Riga est une ville où l’on marche. Le visiteur étranger qui s’y rend pour la première fois est frappé par cette habitude qu’ont les habitants d’effectuer une grande partie de leurs trajets à pied, en dépit des distances qui sont pourtant longues, Riga étant étonnamment étendue compte tenu de sa population. Le dessinateur français Christophe Blain s’est d’ailleurs amusé à croquer ces scènes de la vie quotidienne[1]. Est-ce par souci d’efficacité, face à des transports en commun réputés lents et surchargés, ou d’économie, alors que la hausse des tarifs a largement dépassé celle du pouvoir d’achat? Entre 2005 et 2012, le ticket de transport à l’unité (sans correspondance autorisée) a plus que doublé, passant de 30 à 70 centimes de lats (soit environ de 0,20 à 1 euro), tout comme les tarifs des cartes d’abonnement. Acheté dans un kiosque, le billet revient à 50 centimes, et 45 centimes si on achète 20 billets sur un e-talons (carte magnétique). À partir du 1er janvier 2014, le prix du billet à l’unité devrait être ramené à 42 centimes seulement pour les résidents, et 84 centimes pour les non résidents.
La marche ou le bus?
Riga dispose d’un réseau de transports en commun dense, hérité de longue date. La première ligne de tramway électrique a été créée en 1901, les trolleybus installés après la Seconde Guerre mondiale mais de nombreuses lignes ont été supprimées dans les années 2000. 9 lignes de tramways (soit 182 km), 19 de trolleybus, 51 de bus et 31 lignes de minibus sillonnent la ville, y compris la nuit, été comme hiver[2]. Pourtant, ce réseau souffre d’un désamour certain de la part de la population: vétusté du matériel, durée des temps de parcours, promiscuité sont régulièrement dénoncés… La régie des transports en commun de Riga a donc engagé un important programme de renouvellement du matériel roulant. Les vieux bus Ikarus bruyants et polluants ont progressivement été remplacés par du matériel neuf répondant aux normes européennes: 20 nouveaux tramways Škoda, à plancher bas et climatisés, ont été livrés en janvier 2011, ainsi que des bus Solaris (fabriqués en Pologne) et Mercedez-Benz, et de nouveaux Ikarus (fabriqués en Hongrie). L’utilisation du biogaz a été expérimentée. Surtout, d’importants travaux d’infrastructures ont été entrepris pour renouveler les voies du tramway, l’idée étant de gagner en vitesse, mais surtout en sécurité et en confort.
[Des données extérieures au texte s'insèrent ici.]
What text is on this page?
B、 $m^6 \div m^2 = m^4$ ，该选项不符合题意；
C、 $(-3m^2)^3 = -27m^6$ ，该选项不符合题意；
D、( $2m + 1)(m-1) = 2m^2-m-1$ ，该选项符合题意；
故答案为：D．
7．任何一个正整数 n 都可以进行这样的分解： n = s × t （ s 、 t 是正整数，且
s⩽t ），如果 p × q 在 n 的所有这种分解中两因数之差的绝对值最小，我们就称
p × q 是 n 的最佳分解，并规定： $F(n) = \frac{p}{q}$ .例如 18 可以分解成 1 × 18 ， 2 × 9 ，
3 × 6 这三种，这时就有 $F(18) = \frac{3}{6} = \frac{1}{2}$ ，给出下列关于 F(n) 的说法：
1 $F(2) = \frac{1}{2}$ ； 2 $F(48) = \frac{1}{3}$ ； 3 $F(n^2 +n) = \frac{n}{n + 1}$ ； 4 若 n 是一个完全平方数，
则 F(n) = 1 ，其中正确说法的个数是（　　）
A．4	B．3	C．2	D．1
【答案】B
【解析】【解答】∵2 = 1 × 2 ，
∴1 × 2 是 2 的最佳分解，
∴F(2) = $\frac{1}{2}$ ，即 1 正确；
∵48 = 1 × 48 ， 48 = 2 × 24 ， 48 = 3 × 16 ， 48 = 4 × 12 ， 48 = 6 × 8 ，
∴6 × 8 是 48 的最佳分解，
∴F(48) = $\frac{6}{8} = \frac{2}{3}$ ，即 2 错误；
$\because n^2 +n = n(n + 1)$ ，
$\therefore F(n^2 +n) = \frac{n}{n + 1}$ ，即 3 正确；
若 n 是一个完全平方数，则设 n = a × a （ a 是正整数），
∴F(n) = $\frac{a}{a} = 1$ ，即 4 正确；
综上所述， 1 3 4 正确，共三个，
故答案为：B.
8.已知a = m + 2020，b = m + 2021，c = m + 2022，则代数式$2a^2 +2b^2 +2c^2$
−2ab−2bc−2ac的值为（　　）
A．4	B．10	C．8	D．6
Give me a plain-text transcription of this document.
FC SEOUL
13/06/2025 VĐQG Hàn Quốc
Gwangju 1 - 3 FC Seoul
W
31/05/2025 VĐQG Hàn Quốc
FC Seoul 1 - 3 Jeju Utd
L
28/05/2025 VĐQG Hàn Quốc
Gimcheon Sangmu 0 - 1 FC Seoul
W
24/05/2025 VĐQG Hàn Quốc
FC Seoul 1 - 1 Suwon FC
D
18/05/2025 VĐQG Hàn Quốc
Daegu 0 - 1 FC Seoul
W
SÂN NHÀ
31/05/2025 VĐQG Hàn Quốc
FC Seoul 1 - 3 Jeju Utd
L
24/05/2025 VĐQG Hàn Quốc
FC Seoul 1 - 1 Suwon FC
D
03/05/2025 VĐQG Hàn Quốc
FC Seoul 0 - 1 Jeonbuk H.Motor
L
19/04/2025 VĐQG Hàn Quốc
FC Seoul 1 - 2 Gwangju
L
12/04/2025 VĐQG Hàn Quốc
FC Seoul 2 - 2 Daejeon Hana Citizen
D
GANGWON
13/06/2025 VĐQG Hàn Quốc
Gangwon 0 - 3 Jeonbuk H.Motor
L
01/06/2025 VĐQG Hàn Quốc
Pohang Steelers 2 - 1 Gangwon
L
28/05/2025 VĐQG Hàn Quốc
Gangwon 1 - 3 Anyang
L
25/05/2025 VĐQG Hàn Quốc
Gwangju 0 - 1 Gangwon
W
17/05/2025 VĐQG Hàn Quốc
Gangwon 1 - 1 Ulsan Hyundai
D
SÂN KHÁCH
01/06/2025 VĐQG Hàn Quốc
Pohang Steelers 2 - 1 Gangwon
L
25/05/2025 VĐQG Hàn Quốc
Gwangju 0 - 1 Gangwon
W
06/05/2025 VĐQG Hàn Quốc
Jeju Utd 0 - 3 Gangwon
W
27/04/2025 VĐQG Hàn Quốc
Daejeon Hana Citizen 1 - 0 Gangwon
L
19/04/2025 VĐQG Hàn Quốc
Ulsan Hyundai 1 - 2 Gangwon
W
Contrairement à de nombreuses villes d’Europe de l’ouest, aucun prolongement de ligne n’est prévu à Riga. Il faut dire que le réseau, conçu à l’époque soviétique, s’étendait jusqu’aux limites de la ville, qui englobaient presque totalement l’espace urbanisé! Or celui-ci s’est étendu au cours des vingt dernières années, débordant largement des limites administratives de Riga. Le tramway, armature principale du réseau, présente un schéma «classique» en étoile, dont le centre forme une ceinture autour du Vieux Riga. Les bus et trolleybus le complètent et assurent surtout les liaisons transversales plus fines. Ajoutons enfin que la ville dispose, en plus de la gare centrale, de pas moins de 21 gares ferroviaires sur le seul territoire municipal, desservies par les trains des lignes en direction de Skulte, Valmiera, Jelgava, Jūrmala, Aizkraukle et Tukums. Un système de carte magnétique appelé e-talons a été mis en place le 1er octobre 2013 et permet de circuler avec un seul ticket à l’intérieur de Riga, tous modes de transport confondus, ce qui constitue une innovation[3].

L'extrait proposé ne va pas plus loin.